Here is a definition of the word "agency": action or intervention producing a particular effect. Google attributes this to Oxford Languages.

Merriam-Webster gives the capacity, condition, or state of acting or of exerting power.

You seem to be asking "Why do we need the word agency to refer to the phenomenon of agency?" Which strike me as an odd question.

IMO. You can talk about that concept without ever invoking the term agency.

‘The degree of influence that players enjoy in establishing the shared fiction is another ground on which various RPGs can be compared.’

I fully agree with the version where I replaced influence for agency. I don’t think you’d find any contention there. Is there anything missing from your concept by exchanging the word influence for the word agency? If so, what is conceptually missing?
Naturally enough, substituting rough synonyms will roughly preserve meaning.

The threat topic is What is player agency to you? To me, it is the capacity to participate in establishing the shared fiction. I have been clear about that since at least post 215 (see my reply to @clearstream just upthread).

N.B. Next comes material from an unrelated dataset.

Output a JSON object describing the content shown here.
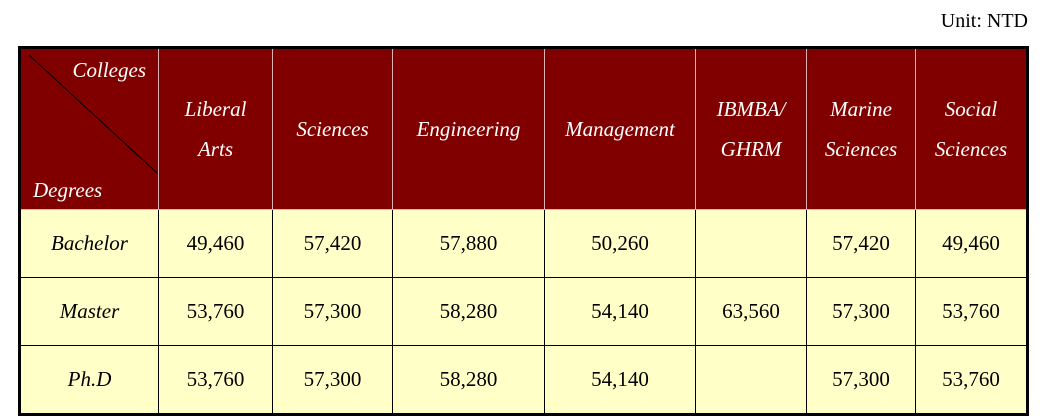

Here is my post 219. which sits two posts below your post 217:
Well, Google - citing Oxford Languages - tells me that agency means an action or intervention producing a particular effect; a thing or person that acts to produce a particular result.

Merriam-Webster tells me that it means a person or thing through which power is exerted or an end is achieved.

In the context of a game, like a RPG, when we are talking about player agency, the person who acts would be a player, and the result produced or end achieved would be a change to what everyone is imagining together.

If all the interesting and important changes are established by one participant, then as I say the other participants have little agency in respect of the game. That is not a redefinition: it is an application of standard meanings of the term in this particular context.

If the impact of what the player decides that their PC says and does is decided primarily by the GM, then this does not seem to me to be a very significant exercise of agency by the player. They are prompting the GM to produce an effect or result; but they are not producing it directly via their own agency.
I don't understand why you object to me using an ordinary word of English with its ordinary meaning.
 

Serious question - Why don’t you ever talk about ‘agency in respect of anything else in the course of playing a RPG’?
What do you have in mind?

@Manbearcat and I have raised the idea of agency to solve puzzles in this thread, but no one else seems to have been interested in that discussion.

Others have raised agency to declare actions for one's PC, but as I, @hawkeyefan and @AbdulAlhazred have pointed out, that is common to all RPGs and hence not an interesting point of distinction between them.

I have also talked about the agency of a player to prompt the GM to reveal their (the GM's) ideas about the fiction. That didn't get much uptake as a discussion point.